La structure parfois mécanique du récit épouse la logique du cauchemar à répétition : le couple va vivre et revivre la même nuit, transformant alors Koko-di koko-da en un habile et détonnant mélange de Ingmar Bergman, d’Un jour sans fin et du conte enfantin, distordu par des éléments propres au film d’horreur. Pour un peu, on penserait même par intermittence à Blair Witch. Mais la dimension allégorique saute aux yeux, elle parasite et alourdit parfois le film, surlignant les intentions du cinéaste de vouloir réaliser une fable moderne sur le deuil et le pardon inévitable. Ce n’est pas en s’inspirant frontalement du cinéma de l’auteur de Persona que le film trouve sa meilleure source. Mais il trouve sa voie en débroussaillant les chemins sinueux et insolites de l’univers féerique : l’apparition des trois personnages issus de la comptine, le diable, la sorcière et l’ogre, constitue la part la plus énigmatique de Koko-di koko-da, qui articule brillamment humour décalé, poésie brute et ambiance cauchemardesque. Le discours pataud, plus que le sous-texte, sur la mauvaise conscience de parents, prend la forme ludique et anxiogène d’un jeu vidéo mental et poisseux, où les personnages, incapable d’analyser la situation, n’arriveraient pas à dépasser le premier palier, rejouant alors éternellement la même séquence. Jusqu’à la libération inévitable, qui diffuse une émotion toute en retenue.

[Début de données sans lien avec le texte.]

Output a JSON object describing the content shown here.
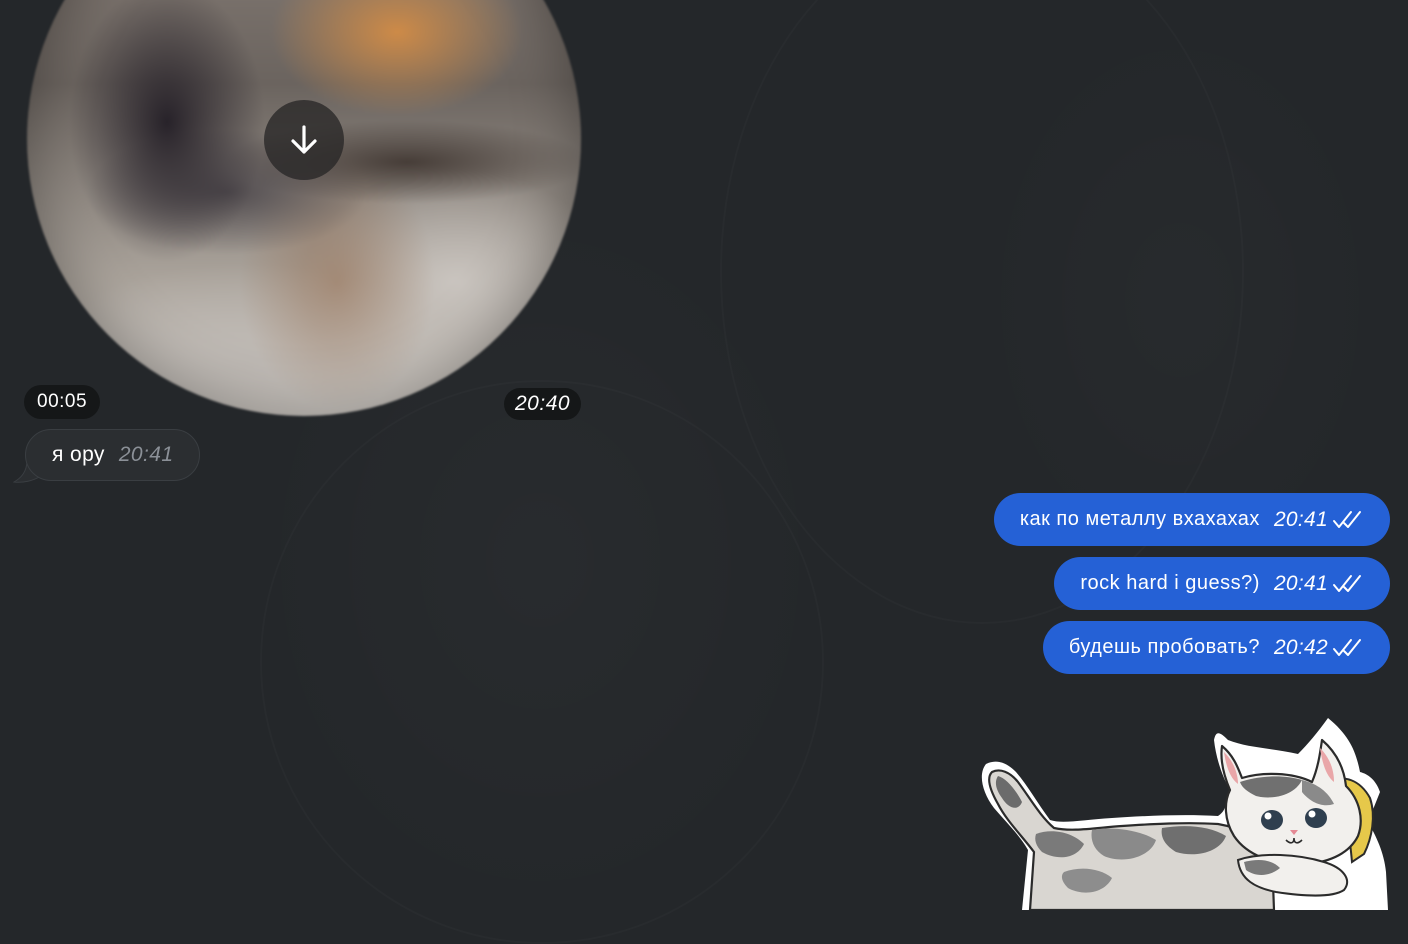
{
  "video_message": {
    "duration": "00:05",
    "time": "20:40",
    "download_icon": "arrow-down-icon"
  },
  "incoming_messages": [
    {
      "text": "я ору",
      "time": "20:41"
    }
  ],
  "outgoing_messages": [
    {
      "text": "как по металлу вхахахах",
      "time": "20:41",
      "status_icon": "double-check-icon"
    },
    {
      "text": "rock hard i guess?)",
      "time": "20:41",
      "status_icon": "double-check-icon"
    },
    {
      "text": "будешь пробовать?",
      "time": "20:42",
      "status_icon": "double-check-icon"
    }
  ],
  "sticker": {
    "icon": "cat-sticker"
  },
  "colors": {
    "background": "#24272a",
    "outgoing_bubble": "#2561d6",
    "incoming_bubble": "#2b2e31",
    "badge": "#151718"
  }
}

L’effet de répétition s’avère séduisant mais reste parfois engoncé dans son dispositif théorique, manquant de respirations et de surprises.
On trouve de menus défauts d’écriture, qui ne sont rien face à l’inventivité formelle du film et l’audace constante de mélanger les genre au risque de paraître prétentieux. Les parties, très courtes, animées, sont absolument splendides, faisant alors de Johannes Nyholm un héritier, non pas de David Lynch comme on a pu le lire partout, mais plutôt des Frères Kays dont le génial Institut Benjamenta ressort bientôt. On pense aussi à Guy Maddin pour l’expérimentation et les idées insolites.
Débarrassé d’une narration trop évidente dans son symbolisme et ses enjeux, Johannes Nyholm pourrait devenir un très grand cinéaste. Son premier long, The Giant, hélas inédit, sur un géant qui joue à la pétanque, pourrait confirmer ces dires. En espérant, qu’il ne cède pas trop vite aux sirènes du cinéma hollywoodien comme beaucoup de ses compatriotes dont je ne citerai pas les noms ni les films.